4. **Purple-share** (`slipped_pick_touched`) is interesting because the
   model gets credit for spatial accuracy — it reached the cup — but
   missed the grasp. Often a wrist-rotation issue.
5. **Red / dark-red share** (`no_touch + wrong_direction`) is the
   catastrophic failure share. On OOD, this is the share the
   5-ep-OOD-finetune is supposed to claw back.

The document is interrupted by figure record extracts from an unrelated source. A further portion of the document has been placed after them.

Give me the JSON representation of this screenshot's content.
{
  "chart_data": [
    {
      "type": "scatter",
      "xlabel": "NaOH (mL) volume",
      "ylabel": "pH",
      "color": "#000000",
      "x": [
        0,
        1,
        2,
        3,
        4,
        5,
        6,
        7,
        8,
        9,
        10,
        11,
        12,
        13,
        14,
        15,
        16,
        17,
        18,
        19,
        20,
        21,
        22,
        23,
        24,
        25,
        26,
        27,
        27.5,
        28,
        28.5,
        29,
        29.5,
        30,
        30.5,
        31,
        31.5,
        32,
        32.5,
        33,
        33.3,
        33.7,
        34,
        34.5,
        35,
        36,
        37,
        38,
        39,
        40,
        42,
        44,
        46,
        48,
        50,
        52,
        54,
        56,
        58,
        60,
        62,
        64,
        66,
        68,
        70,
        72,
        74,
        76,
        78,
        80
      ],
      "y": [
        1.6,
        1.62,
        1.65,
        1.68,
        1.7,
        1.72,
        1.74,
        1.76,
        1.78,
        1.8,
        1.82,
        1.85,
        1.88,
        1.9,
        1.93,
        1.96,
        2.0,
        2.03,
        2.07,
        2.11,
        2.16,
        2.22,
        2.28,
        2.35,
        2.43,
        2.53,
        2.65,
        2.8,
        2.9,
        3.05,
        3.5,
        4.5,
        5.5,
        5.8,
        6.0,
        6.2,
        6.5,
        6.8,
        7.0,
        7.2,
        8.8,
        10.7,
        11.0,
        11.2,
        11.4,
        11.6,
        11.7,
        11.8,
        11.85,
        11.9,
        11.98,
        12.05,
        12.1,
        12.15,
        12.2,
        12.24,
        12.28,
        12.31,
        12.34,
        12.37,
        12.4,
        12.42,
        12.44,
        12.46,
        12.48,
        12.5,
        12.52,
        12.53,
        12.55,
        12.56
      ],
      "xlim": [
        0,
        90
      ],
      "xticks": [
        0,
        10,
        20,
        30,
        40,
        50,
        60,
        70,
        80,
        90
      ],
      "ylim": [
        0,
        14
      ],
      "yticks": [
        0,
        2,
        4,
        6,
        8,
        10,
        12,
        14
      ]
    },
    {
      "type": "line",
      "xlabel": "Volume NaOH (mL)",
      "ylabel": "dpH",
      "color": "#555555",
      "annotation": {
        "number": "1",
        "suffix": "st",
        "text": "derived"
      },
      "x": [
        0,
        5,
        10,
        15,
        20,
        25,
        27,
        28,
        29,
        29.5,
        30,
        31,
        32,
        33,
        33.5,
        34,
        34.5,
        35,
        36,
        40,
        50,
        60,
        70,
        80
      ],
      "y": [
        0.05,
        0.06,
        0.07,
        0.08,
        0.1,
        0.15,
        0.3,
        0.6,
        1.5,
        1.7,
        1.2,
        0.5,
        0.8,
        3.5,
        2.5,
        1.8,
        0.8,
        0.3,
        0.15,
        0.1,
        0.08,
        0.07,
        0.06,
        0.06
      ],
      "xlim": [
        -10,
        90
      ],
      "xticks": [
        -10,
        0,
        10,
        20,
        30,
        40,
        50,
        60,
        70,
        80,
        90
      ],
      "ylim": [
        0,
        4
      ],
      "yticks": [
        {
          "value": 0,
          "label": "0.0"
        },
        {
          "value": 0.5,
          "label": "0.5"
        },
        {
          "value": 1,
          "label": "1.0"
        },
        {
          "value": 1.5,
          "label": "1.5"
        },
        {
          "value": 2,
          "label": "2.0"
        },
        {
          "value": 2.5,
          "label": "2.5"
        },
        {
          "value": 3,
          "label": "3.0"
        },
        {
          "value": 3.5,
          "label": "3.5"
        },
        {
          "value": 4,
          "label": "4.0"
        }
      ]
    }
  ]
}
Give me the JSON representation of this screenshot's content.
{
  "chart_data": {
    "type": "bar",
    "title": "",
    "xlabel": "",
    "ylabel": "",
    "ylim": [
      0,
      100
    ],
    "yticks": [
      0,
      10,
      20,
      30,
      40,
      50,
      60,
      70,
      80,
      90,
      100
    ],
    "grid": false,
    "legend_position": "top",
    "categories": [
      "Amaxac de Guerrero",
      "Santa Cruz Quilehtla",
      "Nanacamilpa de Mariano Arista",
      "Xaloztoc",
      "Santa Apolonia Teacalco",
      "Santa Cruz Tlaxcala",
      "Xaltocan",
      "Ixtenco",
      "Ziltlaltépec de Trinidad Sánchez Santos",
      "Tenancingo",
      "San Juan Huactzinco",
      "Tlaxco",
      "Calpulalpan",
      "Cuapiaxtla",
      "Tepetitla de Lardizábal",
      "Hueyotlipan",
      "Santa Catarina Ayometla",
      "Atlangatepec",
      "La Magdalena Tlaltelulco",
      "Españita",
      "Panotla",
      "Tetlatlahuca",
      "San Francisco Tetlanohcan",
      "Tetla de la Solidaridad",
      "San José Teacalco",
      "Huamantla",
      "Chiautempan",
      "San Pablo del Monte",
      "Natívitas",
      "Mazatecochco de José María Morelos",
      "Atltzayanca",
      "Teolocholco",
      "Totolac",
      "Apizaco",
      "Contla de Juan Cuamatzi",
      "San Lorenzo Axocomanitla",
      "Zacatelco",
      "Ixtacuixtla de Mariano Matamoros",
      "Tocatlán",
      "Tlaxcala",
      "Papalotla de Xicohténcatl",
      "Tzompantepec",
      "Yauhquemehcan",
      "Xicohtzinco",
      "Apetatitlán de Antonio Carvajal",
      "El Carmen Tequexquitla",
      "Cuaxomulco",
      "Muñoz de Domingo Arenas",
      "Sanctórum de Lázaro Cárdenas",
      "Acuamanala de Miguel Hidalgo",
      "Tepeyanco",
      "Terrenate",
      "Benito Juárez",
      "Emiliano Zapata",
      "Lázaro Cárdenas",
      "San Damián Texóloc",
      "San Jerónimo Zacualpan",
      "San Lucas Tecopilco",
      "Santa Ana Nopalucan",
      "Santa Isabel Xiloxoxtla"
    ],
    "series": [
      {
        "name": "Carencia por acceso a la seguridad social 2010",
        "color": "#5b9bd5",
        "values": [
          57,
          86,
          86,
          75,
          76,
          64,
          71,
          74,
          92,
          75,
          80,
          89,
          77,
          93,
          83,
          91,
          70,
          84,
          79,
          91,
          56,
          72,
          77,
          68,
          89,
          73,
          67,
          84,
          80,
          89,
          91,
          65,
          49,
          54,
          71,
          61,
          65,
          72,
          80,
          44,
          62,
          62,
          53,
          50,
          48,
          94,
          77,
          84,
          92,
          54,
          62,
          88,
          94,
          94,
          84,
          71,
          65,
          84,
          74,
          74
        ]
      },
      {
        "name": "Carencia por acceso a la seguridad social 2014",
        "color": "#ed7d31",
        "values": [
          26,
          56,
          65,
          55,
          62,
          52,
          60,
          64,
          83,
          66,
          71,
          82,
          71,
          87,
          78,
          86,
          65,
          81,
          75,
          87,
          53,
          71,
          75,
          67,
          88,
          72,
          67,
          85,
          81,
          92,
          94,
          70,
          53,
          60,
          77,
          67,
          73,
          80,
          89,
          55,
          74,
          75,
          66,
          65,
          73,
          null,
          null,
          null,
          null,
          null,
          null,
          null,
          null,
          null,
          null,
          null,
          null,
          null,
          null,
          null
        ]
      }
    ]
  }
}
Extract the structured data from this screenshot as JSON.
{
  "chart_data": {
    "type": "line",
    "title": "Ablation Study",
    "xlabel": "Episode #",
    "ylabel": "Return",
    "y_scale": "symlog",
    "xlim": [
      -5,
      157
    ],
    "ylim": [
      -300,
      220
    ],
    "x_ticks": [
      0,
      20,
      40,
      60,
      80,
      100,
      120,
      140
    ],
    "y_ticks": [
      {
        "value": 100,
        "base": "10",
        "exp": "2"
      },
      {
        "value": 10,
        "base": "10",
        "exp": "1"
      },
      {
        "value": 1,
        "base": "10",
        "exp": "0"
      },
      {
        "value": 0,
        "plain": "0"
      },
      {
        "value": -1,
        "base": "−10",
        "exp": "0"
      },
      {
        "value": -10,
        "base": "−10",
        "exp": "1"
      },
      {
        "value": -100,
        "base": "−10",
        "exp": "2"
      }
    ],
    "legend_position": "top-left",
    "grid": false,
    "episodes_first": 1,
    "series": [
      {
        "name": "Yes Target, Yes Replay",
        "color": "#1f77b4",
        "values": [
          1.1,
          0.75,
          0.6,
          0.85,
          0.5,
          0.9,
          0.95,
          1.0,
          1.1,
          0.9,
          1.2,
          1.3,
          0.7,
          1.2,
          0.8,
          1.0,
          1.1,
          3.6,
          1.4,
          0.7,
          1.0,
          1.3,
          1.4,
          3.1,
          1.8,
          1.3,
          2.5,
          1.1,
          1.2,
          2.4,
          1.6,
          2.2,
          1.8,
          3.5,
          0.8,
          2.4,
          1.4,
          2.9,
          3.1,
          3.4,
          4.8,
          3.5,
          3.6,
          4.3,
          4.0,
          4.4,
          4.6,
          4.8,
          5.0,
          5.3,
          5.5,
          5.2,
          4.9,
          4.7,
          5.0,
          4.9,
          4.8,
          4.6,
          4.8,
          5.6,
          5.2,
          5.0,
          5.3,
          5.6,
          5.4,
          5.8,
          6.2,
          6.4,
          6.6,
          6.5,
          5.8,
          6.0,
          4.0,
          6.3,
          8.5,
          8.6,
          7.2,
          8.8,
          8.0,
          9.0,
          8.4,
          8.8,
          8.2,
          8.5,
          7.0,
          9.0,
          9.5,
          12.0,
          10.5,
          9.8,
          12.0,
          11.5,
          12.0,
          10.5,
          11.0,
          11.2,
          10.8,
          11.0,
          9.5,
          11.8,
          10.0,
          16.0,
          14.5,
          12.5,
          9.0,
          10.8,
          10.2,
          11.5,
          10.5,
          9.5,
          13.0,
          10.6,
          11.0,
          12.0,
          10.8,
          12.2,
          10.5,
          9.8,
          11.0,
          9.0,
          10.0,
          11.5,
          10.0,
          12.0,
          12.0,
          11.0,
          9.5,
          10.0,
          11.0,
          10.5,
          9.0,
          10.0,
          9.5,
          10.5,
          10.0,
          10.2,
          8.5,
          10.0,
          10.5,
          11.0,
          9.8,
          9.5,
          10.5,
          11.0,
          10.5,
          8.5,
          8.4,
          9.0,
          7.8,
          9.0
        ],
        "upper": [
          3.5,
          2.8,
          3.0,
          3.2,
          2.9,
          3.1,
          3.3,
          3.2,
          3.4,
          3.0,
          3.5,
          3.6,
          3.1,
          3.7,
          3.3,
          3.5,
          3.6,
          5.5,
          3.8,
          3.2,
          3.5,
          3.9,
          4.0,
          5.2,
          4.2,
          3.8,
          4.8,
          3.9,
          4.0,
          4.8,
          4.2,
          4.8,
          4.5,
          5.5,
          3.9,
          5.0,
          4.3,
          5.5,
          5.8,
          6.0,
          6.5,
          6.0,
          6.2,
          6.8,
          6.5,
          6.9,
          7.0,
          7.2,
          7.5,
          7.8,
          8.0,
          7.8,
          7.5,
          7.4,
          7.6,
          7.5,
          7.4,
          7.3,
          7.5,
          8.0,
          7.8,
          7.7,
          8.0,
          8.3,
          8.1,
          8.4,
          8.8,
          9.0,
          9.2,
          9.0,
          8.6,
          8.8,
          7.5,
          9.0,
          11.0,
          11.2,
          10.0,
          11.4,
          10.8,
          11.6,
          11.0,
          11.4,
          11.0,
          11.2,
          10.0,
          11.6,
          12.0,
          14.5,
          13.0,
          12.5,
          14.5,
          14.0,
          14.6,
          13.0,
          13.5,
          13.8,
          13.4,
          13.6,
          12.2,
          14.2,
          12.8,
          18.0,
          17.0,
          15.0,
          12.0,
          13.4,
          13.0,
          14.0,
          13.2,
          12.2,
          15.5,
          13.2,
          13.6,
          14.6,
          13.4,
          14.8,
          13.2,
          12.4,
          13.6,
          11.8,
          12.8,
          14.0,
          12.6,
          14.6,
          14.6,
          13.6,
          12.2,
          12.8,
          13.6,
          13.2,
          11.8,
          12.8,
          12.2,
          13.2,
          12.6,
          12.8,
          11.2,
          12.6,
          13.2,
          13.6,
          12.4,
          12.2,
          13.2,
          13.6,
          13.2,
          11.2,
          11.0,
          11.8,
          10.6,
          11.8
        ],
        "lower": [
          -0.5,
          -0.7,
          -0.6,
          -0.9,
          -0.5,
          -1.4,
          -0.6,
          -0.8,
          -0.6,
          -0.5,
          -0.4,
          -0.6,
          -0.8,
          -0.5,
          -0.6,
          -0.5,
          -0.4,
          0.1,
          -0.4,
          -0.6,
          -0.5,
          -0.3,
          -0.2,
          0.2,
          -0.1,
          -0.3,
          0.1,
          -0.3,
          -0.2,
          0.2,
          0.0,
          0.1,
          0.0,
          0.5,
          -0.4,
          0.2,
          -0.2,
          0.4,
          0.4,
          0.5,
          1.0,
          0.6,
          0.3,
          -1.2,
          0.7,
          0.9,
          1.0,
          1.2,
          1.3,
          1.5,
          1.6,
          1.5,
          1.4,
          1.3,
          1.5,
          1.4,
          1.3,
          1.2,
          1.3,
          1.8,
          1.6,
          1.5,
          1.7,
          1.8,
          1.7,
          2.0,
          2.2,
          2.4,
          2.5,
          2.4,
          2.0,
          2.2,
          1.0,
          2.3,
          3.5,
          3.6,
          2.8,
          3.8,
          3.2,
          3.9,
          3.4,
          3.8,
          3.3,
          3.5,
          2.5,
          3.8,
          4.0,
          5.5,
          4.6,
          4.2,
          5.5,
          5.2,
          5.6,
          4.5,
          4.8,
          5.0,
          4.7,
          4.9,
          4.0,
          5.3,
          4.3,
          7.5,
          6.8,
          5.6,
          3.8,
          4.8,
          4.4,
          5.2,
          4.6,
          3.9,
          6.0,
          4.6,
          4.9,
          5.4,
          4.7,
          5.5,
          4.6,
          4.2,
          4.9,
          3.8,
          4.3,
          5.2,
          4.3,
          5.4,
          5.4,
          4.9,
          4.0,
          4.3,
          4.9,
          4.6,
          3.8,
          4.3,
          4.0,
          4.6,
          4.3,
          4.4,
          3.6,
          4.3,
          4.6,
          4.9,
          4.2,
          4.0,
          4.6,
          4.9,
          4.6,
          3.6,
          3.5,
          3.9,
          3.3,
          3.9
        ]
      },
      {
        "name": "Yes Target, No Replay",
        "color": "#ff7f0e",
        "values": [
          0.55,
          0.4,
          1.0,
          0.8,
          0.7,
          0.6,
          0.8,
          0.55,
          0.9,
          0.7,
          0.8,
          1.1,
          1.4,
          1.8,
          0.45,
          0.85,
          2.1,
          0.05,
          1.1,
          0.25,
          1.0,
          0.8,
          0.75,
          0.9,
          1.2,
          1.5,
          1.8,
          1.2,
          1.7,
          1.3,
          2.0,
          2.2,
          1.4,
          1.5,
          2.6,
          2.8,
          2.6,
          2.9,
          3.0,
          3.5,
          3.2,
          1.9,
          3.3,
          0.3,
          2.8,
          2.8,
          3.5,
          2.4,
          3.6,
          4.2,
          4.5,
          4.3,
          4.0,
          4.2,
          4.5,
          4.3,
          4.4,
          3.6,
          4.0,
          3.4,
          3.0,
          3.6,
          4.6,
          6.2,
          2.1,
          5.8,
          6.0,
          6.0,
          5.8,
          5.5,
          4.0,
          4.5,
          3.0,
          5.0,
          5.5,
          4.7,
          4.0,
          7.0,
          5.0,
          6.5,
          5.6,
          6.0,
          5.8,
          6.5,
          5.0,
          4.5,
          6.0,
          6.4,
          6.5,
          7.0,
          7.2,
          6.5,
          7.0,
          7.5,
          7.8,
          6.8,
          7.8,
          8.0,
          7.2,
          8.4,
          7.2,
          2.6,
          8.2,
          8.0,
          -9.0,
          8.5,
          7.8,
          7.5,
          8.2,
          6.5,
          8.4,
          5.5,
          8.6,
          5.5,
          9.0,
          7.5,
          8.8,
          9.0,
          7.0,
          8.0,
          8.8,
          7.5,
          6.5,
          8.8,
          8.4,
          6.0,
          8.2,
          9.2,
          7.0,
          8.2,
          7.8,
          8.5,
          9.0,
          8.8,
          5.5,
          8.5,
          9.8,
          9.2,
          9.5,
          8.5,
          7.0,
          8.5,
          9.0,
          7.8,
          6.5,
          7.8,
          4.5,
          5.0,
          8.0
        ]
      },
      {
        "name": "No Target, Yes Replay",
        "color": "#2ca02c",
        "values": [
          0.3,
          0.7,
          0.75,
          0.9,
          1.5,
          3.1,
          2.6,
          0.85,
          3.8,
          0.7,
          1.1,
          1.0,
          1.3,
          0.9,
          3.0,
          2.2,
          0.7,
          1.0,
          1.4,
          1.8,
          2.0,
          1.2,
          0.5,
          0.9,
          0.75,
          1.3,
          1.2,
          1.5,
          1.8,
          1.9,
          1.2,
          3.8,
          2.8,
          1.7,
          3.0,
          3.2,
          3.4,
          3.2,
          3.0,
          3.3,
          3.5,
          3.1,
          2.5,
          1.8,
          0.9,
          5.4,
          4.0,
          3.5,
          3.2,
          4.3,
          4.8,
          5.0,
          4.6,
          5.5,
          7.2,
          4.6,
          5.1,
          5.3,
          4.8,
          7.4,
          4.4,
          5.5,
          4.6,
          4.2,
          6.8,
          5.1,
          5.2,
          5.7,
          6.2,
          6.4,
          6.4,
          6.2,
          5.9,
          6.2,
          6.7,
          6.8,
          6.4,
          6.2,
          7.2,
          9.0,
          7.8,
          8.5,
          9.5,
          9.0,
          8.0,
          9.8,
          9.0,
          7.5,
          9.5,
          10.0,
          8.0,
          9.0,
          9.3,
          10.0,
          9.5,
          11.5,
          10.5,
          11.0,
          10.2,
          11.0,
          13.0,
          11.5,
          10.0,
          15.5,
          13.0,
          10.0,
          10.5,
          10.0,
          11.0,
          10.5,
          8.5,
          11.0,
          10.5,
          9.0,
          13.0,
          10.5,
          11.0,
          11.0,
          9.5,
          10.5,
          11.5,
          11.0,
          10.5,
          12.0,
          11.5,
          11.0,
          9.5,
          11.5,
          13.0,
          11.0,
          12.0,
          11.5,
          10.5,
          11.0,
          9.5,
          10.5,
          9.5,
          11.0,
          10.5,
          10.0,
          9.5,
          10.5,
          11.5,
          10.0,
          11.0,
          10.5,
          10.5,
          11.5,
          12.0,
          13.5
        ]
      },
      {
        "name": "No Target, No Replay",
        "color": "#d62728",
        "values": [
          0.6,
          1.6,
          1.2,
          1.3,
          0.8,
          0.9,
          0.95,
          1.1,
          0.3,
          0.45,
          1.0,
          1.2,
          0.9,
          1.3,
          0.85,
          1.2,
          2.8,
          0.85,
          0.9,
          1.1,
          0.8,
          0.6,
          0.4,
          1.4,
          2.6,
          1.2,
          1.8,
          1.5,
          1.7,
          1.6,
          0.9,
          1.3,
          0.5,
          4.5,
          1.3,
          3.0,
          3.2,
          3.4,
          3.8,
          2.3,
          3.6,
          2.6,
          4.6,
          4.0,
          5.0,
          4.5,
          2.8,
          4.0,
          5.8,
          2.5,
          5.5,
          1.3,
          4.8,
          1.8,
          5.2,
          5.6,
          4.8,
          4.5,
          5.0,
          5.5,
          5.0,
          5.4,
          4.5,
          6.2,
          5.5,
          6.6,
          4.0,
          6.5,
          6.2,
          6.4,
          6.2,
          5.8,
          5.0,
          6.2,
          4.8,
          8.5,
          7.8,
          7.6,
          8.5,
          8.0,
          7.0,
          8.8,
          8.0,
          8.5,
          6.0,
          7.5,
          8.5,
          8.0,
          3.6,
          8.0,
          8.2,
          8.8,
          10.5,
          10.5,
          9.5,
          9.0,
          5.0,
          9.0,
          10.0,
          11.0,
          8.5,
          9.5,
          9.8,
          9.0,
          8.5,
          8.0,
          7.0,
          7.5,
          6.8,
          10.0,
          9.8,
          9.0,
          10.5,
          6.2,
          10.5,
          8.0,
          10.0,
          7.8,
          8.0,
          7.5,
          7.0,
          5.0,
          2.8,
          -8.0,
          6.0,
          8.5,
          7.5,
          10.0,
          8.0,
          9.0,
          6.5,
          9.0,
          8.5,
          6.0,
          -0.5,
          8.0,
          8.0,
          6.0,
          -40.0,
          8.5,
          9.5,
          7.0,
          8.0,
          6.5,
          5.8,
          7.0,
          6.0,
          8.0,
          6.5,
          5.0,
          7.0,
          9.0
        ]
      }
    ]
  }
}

Cross-report observations to log (write here as new reports land):

- *2026-06-10 — pending — fill in after annotation pass.*

## Adding a new report

1. Drop a generator at `code/eval_rollout_pages_<slug>.py`. Easiest path:
   copy the latest one and adjust the `MODEL_KINDS`, `CONDITIONS`,
   `PREFIX` map, `MODEL_BULLETS`, `DATA_DESC`, and `EVAL_DESC`.
2. Run it once: `python code/eval_rollout_pages_<slug>.py`. The script
   writes `<slug>/index.html` + per-condition charts and rebuilds the
   hub `index.html`.
3. Commit the script (the generated HTML + PNGs are not committed —
   they live under `unit_tests/output/eval_rollout_pages/`, which is
   served via the standard browse mount).
4. Add a section in this file under `## Active reports` documenting the
   model bullets + prefix mapping + URL.